The increasing amount of pass-through business income going to the richest 1% helped fuel the decades-long increase in U.S. inequality. Using the calculations of economist Owen Zidar, one of the authors of the NBER study mentioned above, the figure above depicts the dramatic increase in the income share of the top 1% from 1985 to 2021 and how pass-through business income contributed to it. In 1985, 1.00% of the total national income of the richest 1% came from pass-through business income, and 8.09% of the total came from other sources. By 2021, 7.06% of the total came from pass-through business income, and 14.64% of the total came from other sources.

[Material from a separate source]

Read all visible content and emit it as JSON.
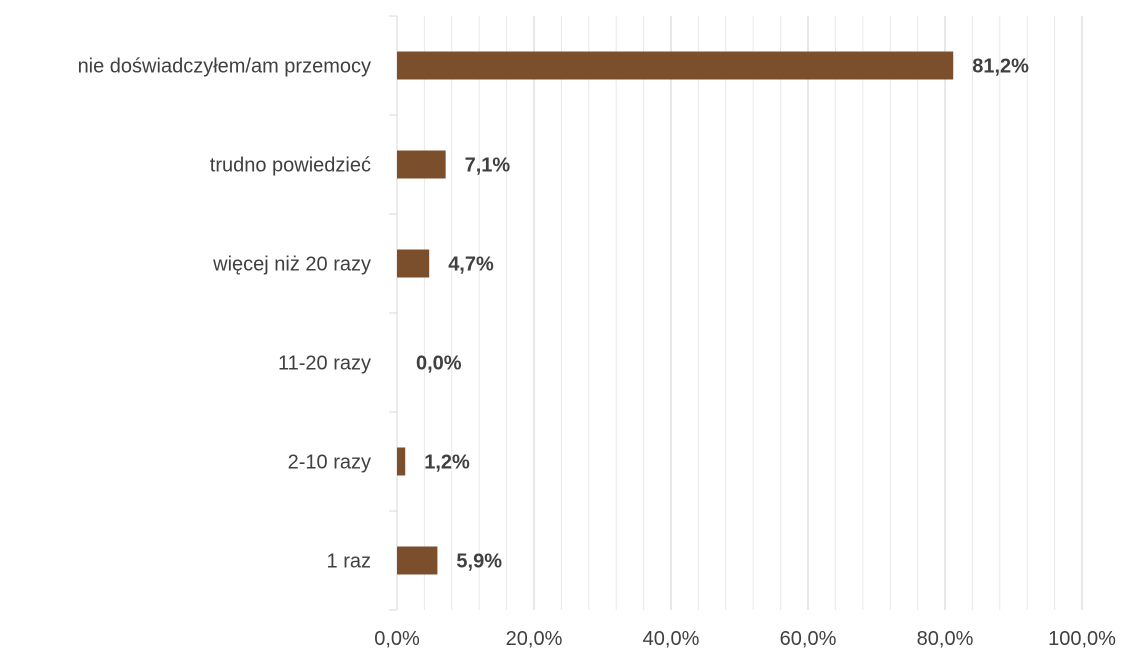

Based on those figures, Zidar calculates what would have happened to the share of national income of the richest 1% since 1985 if pass-through business income continued to account for 1.00% of national income and not a larger share of national income. The answer is depicted by the lower (red) line in the figure above. In that case, the income share of the top 1% would have increased 5.55 percentage points from 1985 to 2021, not 11.61 percentage points. In other words, the ever-increasing share of pass-through business income going to the top 1% is responsible for over half (52.2%) of the increase in their share of national income from 1985 to 2021.
If we’re going to make our economy more equal, it is high time that corporations, pass-through business owners, and corporate shareholders pay their fair share of taxes. That begins by repealing the provisions of Trump’s 2017 tax cut that were made permanent in his 2025 One Big Beautiful Bill, which made things even worse. The 2017 tax cut allowed taxpayers to deduct 20% of their pass-through business income from their taxable income, in effect lowering their highest income tax bracket (or marginal tax rate) from 37% to 29%. Pass-through business income needs to be taxed at least at the same rate as workers’ wage income, not at lower rates. The same is true for dividends paid to stockholders. The 20% cap on the highest tax rate on dividends needs to be repealed, and dividends should be subject to the same 37% maximum income tax rate on wages and other income.

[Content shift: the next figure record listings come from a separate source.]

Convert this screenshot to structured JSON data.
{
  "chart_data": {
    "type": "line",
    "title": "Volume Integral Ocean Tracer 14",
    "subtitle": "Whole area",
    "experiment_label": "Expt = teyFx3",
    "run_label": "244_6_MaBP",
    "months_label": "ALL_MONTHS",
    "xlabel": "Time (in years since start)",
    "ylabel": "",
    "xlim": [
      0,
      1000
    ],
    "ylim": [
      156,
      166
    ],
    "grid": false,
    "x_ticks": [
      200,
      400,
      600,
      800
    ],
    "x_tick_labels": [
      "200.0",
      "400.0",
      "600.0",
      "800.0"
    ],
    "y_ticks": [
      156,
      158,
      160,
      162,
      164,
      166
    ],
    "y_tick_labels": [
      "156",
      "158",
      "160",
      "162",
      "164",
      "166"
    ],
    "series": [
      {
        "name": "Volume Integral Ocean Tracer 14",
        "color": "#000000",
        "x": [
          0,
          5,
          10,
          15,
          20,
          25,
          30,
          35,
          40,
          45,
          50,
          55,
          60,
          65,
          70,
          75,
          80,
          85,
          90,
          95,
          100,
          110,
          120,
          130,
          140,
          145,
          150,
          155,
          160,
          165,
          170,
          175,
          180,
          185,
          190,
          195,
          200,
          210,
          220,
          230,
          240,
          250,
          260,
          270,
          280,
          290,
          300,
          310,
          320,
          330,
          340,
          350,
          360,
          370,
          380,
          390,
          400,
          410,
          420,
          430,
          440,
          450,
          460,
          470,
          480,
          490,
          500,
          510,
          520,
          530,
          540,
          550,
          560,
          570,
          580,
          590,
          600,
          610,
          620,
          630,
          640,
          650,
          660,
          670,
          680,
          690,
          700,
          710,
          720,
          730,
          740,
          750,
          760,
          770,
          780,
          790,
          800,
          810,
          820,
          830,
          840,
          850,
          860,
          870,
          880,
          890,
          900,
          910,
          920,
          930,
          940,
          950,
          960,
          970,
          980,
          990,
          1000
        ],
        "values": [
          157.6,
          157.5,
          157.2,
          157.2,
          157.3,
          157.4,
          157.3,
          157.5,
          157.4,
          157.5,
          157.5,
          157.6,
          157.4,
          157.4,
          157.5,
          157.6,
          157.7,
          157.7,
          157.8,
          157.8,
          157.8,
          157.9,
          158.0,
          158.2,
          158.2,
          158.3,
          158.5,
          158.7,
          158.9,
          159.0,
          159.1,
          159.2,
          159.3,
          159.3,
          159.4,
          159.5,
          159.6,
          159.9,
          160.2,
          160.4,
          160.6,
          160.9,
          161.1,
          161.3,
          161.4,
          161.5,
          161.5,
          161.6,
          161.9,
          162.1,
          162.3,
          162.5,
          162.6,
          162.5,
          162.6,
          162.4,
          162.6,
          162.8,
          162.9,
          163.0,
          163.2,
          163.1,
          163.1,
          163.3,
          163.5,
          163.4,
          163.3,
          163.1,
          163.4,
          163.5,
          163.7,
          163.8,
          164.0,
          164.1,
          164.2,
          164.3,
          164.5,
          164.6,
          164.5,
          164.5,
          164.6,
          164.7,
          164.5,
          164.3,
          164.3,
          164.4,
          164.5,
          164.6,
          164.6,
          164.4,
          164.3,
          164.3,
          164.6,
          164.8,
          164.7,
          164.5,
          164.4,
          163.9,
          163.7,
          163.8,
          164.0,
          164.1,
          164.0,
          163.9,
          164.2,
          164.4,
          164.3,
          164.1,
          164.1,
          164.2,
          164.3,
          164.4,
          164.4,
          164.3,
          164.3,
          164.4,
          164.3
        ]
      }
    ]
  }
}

The problems with Trump’s tax bill aren’t just their treatment of pass-through business income. His tax bills gutted the corporate income tax, slashing the tax rate from 35% to just 21%. And the effective corporate income tax (corporate tax liability as a share of total profits) had fallen to just 12.6% in 2020, lower than at any time since 1952. (The earliest data available.) All told, Trump’s 2025 bill cuts an average of $68,430 from the taxes of the top 1%, all with an income of at least $916,9000, and an average $30 from the taxes paid by the poorest 20%. Worse yet, after the bill’s spending cuts, the poorest 40% of taxpayers will have less income after taxes and transfers, not more.